Usagers de la route
Le saviez-vous ?
 
L
e saviez-vous ? La récidive en cas de grand excès de vitesse, juridiquement appelée le délit de grand excès de vitesse, est à minima puni d’une perte de point, d’une amende et peut être puni d’une peine de prison
La récidive est un état prévu par le Code pénal aux articles 132-8 à 132-16-5. Elle est retenue comme une circonstance aggravante à l'infraction commise. En matière délictuelle ou criminelle, la peine encourue peut être doublée si un individu est en état de récidive. C'est notamment le cas des personnes déjà condamnées pour un crime ou un délit puni de 10 ans d'emprisonnement. Si ces personnes commettent une nouvelle infraction en état de récidive, la peine qu'ils encourent pour la nouvelle infraction peut être doublée au titre de la récidive. En matière contraventionnelle, l'amende peut être portée à 3.000 euros lorsqu’une personne est en état de récidive. L'état de récidive se définit alors lorsqu'un individu commet une infraction passible d'une contravention de 5ème classe moins d'un an après avoir déjà commis une infraction passible d'une amende de 5ème classe. A noter qu'on ne peut parler de récidive que si la décision judiciaire prononçant la première condamnation a "force de chose jugée".
Le Code de la route reconnait l'état de récidive, notamment le délit de grand excès de vitesse, et le sanctionne encore plus durement que ne le fait le Code pénal.

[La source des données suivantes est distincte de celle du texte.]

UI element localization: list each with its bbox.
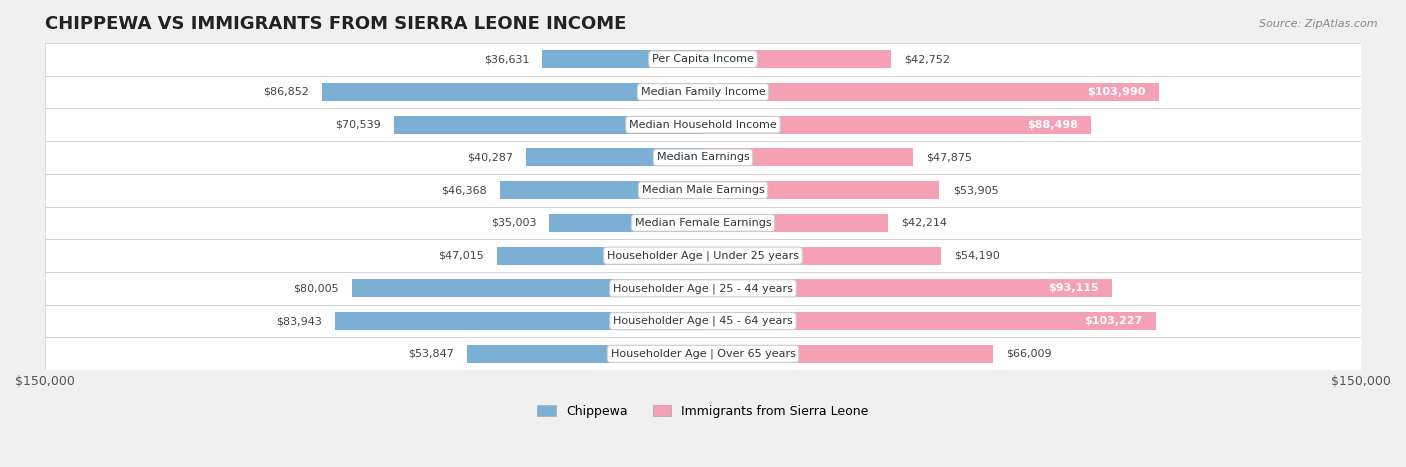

Le délit de grand excès de vitesse est prévu par l'article L413-1 du Code de la route. Il correspond à être contrôlé pour excès de vitesse de plus de 50 km/h moins de 3 ans après avoir été condamné pour excès de vitesse de plus de 50 km/h. La période pendant laquelle le Code de la route considère l'état de récidive est de 3 ans contre 1 an seulement pour le Code pénal en matière contraventionnelle. L'usager de la route commettant un délit de grand excès de vitesse encourt une amende de 3.750 euros. Au plan pénal, en matière contraventionnelle, l'amende ne peut pas excéder 3.000 euros. D'autre part, si un dépassement de la limitation de vitesse de plus de 50 km/h est passible d'une contravention de 5ème classe, la récidive de cet acte devient un délit passible de prison. L'usager de la route accusé de délit de grand excès de vitesse encourt 3 mois d'emprisonnement, un retrait de 6 points du capital point du permis de conduire, une annulation du permis de conduire, une suspension du permis de conduire pouvant durer 3 ans sans possibilité d'aménagement pour des raisons professionnelles (autrement dit l'usager de la route ne peut arguer du fait qu'il a besoin de son permis pour travailler pour pouvoir continuer de conduire pendant ses heures de travail). Sa voiture est confisquée et il peut se voir demander d'effectuer à ses frais un stage de sensibilisation à la sécurité routière.

La récidive en cas de grand excès de vitesse est très lourdement sanctionnée. Il est apparu important aux yeux du législateur de sanctionner très durement un comportement aussi dangereux que celui-là, qui menace non seulement la vie de celui qui le commet mais aussi celle des autres usagers de la route. Tant on peut être parfois circonspect du caractère extrêmement répressif de la politique routière devant le nombre de permis de conduire annulé notamment et le nombre de retrait de points lorsqu'ils font suite à de petits excès de vitesse, tant on ne doit pas l'être vis à vis de comportements aussi dangereux que les grands excès de vitesse. Car, si l’excès de vitesse n’est pas à proprement parler une cause directe d’accident de la route, l’excès de vitesse aggrave en revanche considérablement les dommages générés lors d’un accident. La vitesse multiplie la violence de l’impact, et est principalement responsable de la gravité des blessures qu’une victime d’un accident de la circulation a à subir.